First-hand narratives of enslaved lives and experiences at the Cape do not emerge from the written archives and alternative archives must thus be sought. In this project hysteries of plant medicinal uses are investigated as bodies of knowledge that might be revealing of the agency of an enslaved woman, a midwife, in the 17th century.

Midwives attended women in labour but also had expertise useful to those who did not wish to bring children into the world. Given what we have learned or must surmise of the experiences of enslaved women and coerced sexual relationships, it is not hard to speculate that plant remedies would have been sought as a clandestine means of achieving a measure of control over their own reproduction, and that a midwife might have been a key holder of such knowledge.

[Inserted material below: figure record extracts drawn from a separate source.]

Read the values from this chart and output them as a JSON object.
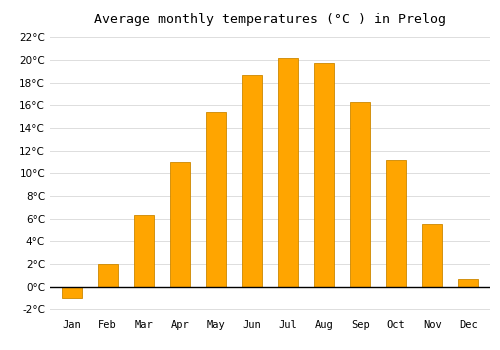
{
  "title": "Average monthly temperatures (°C ) in Prelog",
  "months": [
    "Jan",
    "Feb",
    "Mar",
    "Apr",
    "May",
    "Jun",
    "Jul",
    "Aug",
    "Sep",
    "Oct",
    "Nov",
    "Dec"
  ],
  "values": [
    -1.0,
    2.0,
    6.3,
    11.0,
    15.4,
    18.7,
    20.2,
    19.7,
    16.3,
    11.2,
    5.5,
    0.7
  ],
  "bar_color": "#FFA500",
  "bar_edge_color": "#CC8800",
  "background_color": "#FFFFFF",
  "grid_color": "#DDDDDD",
  "ylim": [
    -2.5,
    22.5
  ],
  "yticks": [
    -2,
    0,
    2,
    4,
    6,
    8,
    10,
    12,
    14,
    16,
    18,
    20,
    22
  ],
  "title_fontsize": 9.5,
  "tick_fontsize": 7.5,
  "bar_width": 0.55
}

The focus of the project is, therefore, an inquiry into historical plant remedy practices for ‘women’s ailments’ – contraceptives, emmenagogues and abortifacients – that might have informed the practice of an enslaved midwife at the Cape. Through research into African, European and Asian hysteries of plant contraceptive uses, the project explores bodies of knowledge that would have flowed to the settlement at the Cape during time that Maaij Claesje was there, 1658-1731. The investigation attends to five streams of medicinal plant knowledge that would have merged at the Cape. The first would be from Angola, in the person of Claesje and others enslaved with her. The second would be from the Netherlands, through the bodies of Dutch women who accompanied their husbands to the Cape. The third from France, through Huguenot refugee women who migrated to the settlement. The fourth would be from South East Asia through the bodies of enslaved women taken to the Cape, and the fifth would have been medicinal plant knowledge already existent in the Cape through San, Khoi and Nama women living there. Contraceptive plant practices of enslaved African women in the Americas are – haphazardly – documented, unlike in the Cape, and so are investigated here as analogies that might prove insightful.

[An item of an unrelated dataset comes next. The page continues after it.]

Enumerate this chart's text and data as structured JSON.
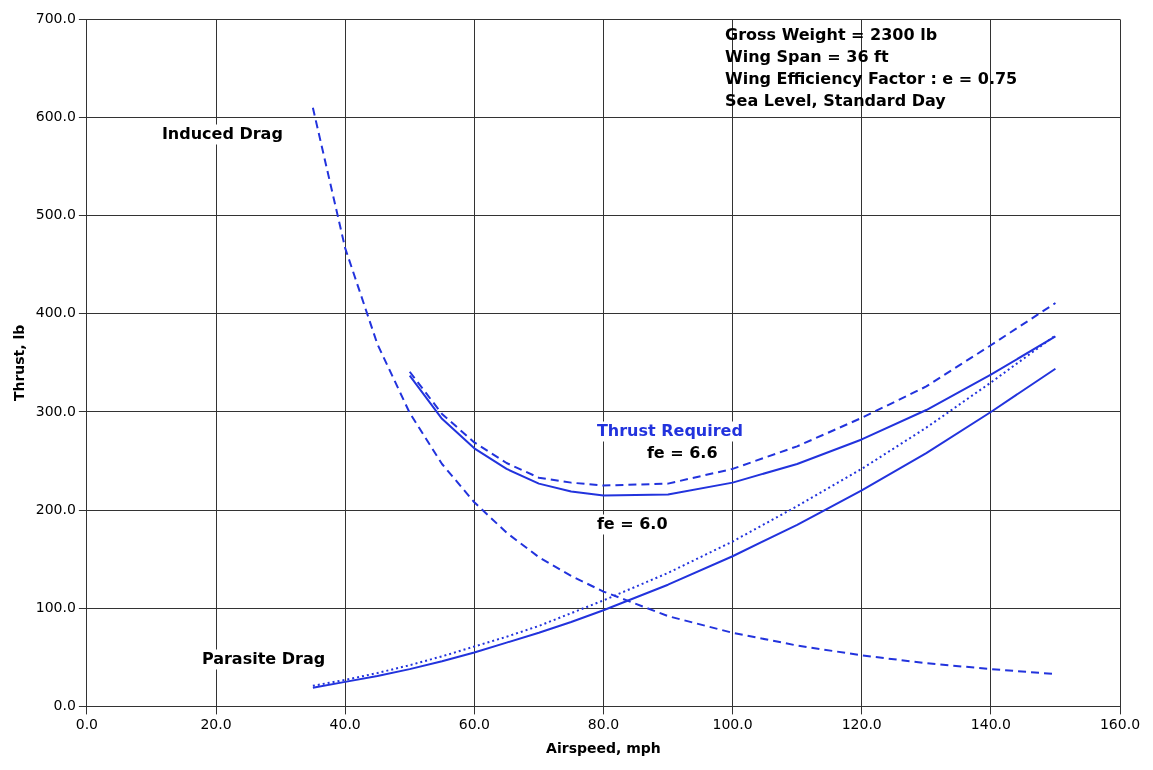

Working with female voices from the countries within the geography of the project (Angola, Brazil, South Africa, Indonesia, France, Netherlands, Portugal) a series of experimental polyvocal works – duets, songlines, clandestine radio pieces – are being composed and performed to make up the Herball for a Midwife.

Collaborations are established with ethnobotanists, anthropologists, healers of varying medicinal traditions, political scientists and historians of slavery whose work bring insights to the investigation. Through the chaplet series Fieldguides for a Preternaturalist, writings by these guides provide satellite texts that orbit the project.

Within these artistic-fictive constructions Maaij Claesje is conceived as an ancestor and spirit-being and is named midwif – from the ancient form of midwife denoting with woman. In the coming years a series of Travelogues are planned in which the Company will accompany !midwif from the hills of Cape Town to the hinterland of Angola, a return that will be part narrative, part physical journey, part audio songline.